Brann is the band’s shining light. He is the free spirited optimist, the bright, smiling, easy going sticksman that keeps the band together. Because when times are tough, its people like Brann that smile, give you a hug and tell you everything will be alright. When Mike took a picture of him with Fia, another one of our friends, he had said that he needed to take it again as it didn’t look great. “Oh I’m sure it looks great,” was Brann’s sprightly response. Those six words captured his entire being perfectly. His eyes flicked affectionately upon Fia for a moment – affectionately because she was a fan and without people like her, the people who buy their albums and merch and come and see their shows that make him able to have this dream job.

At some point or other I bumped into Brent. “Hey, it’s Phil! You remember him from last night?” he said turning to Amelia, with a mouthful of chips and gravy. She smiled, said hello and we stood together as Brent, still chomping away, stopped to sign tickets from some fans who had circled around him. Amelia shivered in the cold air, steam rising off the hot chips, their smell enough to bring a man to climax.

Brent was in high spirits as ever. This is a man loving life. With Amelia by his side, touring with his band of brothers and several more Guinnesses poured down his gullet, he quipped sharp remarks, made jokes, laughed with everyone around him, generally resonating a positive, happy atmosphere. He shared his chips, jokingly tried to sell some of the tickets he just signed, shouting at passers by – “You wanna buy some signed tickets?! Who wants ‘em?!”

“We’ve got you that weed, Brent,” Mike had told him.

"It’s alright; I’ve already smoked copious amounts of weed.”

Brent Hinds is a little bit the resident class clown. He’s the one always trying to entertain, although he’s someone who doesn’t particularly want to draw attention to himself, when he is holding court he does so with hilarious results. Like Brann, he wants to make those around him happy; he’s a free spirit and a genuinely nice guy.

Where Brann and Brent are the wild ones, Troy assumes the father figure role well. He’s the one with the cool head, the one always on the look out for trouble for the purposes of avoiding it. Bill then, I suppose is more like the mother. He is a big contributor to the family; he works hard and tirelessly, never seeking credit. Happy to take a backseat he acts through love and not for egotistical, personal gain.

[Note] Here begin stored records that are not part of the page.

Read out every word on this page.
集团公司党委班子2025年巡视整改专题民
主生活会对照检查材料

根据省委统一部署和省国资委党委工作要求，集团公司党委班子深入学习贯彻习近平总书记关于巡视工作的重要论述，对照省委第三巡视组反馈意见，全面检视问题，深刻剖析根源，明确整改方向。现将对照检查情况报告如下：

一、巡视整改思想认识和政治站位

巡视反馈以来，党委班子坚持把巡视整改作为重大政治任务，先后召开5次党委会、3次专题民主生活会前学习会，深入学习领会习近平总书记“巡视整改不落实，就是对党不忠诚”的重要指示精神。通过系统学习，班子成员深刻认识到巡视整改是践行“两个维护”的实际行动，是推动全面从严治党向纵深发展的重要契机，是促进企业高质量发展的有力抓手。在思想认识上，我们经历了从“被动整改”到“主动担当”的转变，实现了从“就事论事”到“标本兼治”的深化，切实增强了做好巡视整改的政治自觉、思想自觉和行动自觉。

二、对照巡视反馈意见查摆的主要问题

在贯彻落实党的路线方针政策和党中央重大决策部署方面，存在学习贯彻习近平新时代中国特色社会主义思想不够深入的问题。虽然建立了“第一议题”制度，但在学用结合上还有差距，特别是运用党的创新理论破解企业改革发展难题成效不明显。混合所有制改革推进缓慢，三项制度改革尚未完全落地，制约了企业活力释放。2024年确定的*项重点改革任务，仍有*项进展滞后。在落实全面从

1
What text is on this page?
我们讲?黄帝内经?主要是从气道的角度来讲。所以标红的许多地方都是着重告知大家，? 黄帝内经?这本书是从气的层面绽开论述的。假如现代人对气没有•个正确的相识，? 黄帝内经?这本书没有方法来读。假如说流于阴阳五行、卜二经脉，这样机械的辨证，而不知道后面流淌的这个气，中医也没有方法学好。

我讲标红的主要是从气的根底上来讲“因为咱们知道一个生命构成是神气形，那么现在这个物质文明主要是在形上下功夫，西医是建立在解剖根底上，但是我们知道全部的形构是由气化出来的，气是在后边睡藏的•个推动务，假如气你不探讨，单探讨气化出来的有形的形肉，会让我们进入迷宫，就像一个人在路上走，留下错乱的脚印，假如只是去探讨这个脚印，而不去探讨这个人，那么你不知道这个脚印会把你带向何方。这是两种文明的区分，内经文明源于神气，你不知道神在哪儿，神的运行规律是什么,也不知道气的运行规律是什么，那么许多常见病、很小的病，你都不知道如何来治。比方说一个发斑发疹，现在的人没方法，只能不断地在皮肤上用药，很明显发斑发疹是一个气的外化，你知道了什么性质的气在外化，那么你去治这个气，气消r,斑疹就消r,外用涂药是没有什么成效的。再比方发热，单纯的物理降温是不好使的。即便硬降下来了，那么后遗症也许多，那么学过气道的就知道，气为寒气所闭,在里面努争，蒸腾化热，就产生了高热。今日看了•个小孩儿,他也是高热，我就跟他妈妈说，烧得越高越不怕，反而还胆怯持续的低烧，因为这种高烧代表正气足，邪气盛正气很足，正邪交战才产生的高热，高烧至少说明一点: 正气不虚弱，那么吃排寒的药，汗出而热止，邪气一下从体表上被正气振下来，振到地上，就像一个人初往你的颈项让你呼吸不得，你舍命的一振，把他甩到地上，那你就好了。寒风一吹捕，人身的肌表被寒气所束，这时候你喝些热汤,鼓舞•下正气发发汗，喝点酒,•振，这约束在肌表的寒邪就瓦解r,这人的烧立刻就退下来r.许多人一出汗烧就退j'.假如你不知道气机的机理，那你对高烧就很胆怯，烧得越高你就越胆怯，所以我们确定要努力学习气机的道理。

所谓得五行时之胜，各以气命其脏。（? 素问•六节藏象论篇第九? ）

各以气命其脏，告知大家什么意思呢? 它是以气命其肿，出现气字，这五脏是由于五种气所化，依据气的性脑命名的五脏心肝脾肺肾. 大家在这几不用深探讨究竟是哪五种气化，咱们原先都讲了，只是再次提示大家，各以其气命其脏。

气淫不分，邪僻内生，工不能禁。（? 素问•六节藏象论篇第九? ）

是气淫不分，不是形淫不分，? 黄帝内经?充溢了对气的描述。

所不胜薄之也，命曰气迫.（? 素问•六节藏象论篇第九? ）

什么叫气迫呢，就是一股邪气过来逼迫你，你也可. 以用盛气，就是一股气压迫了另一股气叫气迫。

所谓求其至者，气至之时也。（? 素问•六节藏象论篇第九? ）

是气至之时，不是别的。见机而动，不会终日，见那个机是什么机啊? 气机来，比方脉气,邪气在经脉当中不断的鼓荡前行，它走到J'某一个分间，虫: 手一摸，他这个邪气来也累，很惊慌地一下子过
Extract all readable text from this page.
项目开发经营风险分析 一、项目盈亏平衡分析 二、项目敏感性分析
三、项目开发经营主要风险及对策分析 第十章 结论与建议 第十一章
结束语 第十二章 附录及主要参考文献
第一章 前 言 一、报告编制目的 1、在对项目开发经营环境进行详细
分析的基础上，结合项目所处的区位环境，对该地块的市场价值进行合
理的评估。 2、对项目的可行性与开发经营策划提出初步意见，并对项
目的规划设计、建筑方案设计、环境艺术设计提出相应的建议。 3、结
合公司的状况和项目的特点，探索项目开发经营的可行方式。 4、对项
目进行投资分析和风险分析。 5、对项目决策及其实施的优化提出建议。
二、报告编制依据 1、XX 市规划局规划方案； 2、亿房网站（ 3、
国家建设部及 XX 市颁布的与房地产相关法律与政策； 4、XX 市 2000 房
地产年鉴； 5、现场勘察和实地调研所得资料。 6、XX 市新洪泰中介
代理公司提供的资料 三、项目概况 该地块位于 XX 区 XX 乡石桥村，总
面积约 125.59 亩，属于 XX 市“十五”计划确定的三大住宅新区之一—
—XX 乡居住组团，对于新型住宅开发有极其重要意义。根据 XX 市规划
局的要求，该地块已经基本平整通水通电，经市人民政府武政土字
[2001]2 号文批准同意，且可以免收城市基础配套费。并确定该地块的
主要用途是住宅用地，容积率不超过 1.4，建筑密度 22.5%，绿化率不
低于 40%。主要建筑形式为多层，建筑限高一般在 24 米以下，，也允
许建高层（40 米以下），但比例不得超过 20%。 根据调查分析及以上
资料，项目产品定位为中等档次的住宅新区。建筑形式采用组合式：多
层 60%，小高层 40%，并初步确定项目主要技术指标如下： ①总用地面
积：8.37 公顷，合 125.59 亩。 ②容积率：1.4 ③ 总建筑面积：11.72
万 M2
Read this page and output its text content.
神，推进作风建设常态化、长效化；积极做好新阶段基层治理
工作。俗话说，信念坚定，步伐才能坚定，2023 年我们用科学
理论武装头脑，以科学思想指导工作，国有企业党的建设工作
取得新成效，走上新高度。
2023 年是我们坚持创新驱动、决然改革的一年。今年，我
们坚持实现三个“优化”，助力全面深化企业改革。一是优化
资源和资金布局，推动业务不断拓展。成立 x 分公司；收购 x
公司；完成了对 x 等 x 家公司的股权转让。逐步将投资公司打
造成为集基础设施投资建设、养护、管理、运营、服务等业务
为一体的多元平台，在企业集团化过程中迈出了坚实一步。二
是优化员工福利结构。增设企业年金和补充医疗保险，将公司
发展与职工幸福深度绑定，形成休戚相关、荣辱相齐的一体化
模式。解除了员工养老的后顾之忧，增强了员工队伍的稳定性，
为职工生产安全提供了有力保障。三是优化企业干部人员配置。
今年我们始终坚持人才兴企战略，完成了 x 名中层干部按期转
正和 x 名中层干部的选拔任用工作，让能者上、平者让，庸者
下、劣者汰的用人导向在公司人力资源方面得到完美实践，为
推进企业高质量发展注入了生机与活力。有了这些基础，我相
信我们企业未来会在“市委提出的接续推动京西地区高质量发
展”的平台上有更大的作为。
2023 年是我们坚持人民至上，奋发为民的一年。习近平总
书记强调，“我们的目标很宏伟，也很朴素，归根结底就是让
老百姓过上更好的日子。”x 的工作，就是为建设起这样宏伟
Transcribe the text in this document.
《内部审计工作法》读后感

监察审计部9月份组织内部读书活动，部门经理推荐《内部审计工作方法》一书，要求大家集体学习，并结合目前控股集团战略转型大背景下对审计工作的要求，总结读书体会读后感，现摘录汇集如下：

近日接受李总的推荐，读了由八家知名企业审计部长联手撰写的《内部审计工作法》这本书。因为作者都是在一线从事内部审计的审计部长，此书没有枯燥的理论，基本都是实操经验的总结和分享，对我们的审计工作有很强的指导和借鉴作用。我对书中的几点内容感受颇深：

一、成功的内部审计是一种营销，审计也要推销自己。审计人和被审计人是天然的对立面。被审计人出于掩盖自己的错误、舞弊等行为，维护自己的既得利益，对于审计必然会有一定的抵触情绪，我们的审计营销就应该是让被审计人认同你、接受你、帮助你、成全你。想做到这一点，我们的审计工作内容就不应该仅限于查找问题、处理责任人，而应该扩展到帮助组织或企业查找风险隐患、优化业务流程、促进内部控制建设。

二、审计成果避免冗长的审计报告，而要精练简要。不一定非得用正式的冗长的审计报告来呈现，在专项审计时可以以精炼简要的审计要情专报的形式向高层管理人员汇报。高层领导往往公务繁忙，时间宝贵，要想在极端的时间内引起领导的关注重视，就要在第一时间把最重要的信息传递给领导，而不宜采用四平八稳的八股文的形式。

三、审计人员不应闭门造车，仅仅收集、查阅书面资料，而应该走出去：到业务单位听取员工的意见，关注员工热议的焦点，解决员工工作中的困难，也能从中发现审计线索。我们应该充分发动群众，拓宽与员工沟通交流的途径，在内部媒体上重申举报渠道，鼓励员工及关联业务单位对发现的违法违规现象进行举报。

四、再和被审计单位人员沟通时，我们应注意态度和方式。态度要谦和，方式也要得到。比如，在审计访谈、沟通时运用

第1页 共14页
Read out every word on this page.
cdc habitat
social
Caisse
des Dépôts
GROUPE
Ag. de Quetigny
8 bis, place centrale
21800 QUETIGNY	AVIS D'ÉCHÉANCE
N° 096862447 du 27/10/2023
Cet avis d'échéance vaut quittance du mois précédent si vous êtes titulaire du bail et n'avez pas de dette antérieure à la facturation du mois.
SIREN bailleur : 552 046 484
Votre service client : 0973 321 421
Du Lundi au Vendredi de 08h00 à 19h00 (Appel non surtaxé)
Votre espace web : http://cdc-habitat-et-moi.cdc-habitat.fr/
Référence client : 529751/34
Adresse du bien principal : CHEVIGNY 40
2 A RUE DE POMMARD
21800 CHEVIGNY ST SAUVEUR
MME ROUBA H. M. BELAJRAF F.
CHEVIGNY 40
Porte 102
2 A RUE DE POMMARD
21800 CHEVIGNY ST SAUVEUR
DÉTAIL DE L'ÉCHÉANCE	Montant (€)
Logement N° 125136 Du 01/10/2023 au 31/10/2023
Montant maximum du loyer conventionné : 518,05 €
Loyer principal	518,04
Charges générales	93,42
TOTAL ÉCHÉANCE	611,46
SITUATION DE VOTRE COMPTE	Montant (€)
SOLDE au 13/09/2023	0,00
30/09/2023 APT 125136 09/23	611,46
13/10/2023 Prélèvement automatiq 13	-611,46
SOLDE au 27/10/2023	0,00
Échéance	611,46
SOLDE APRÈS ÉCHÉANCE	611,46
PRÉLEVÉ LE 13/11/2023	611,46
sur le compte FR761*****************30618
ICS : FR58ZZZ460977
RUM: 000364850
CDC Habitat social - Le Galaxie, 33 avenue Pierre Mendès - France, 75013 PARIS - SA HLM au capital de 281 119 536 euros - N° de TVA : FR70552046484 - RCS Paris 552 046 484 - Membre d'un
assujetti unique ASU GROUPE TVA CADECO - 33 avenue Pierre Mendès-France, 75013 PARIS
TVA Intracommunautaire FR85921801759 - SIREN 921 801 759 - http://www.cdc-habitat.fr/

The truth is that Mastodon simply wouldn’t be the band they are were it not for one another. They are a collective entity who function perfectly well, who work harmoniously with one another. There are some bands out there where the talents and import of a select few members, often one solitary individual, outweighs the rest. These are bands with disposable musicians; so long as the king still has his throne the right hand man and court jester can be lost if there were ever to be unsettlement in the castle. Lose a member of Mastodon and there would be a loose thread that would begin to unravel in the band’s intricate tapestry. They are bound together for life you feel. Mastodon is Brent, Bill, Troy and Brann and it will be that way until the beast finally settles down in a peaceful mountain cave to live out its final breaths. When that happens, the world will have lost something truly special.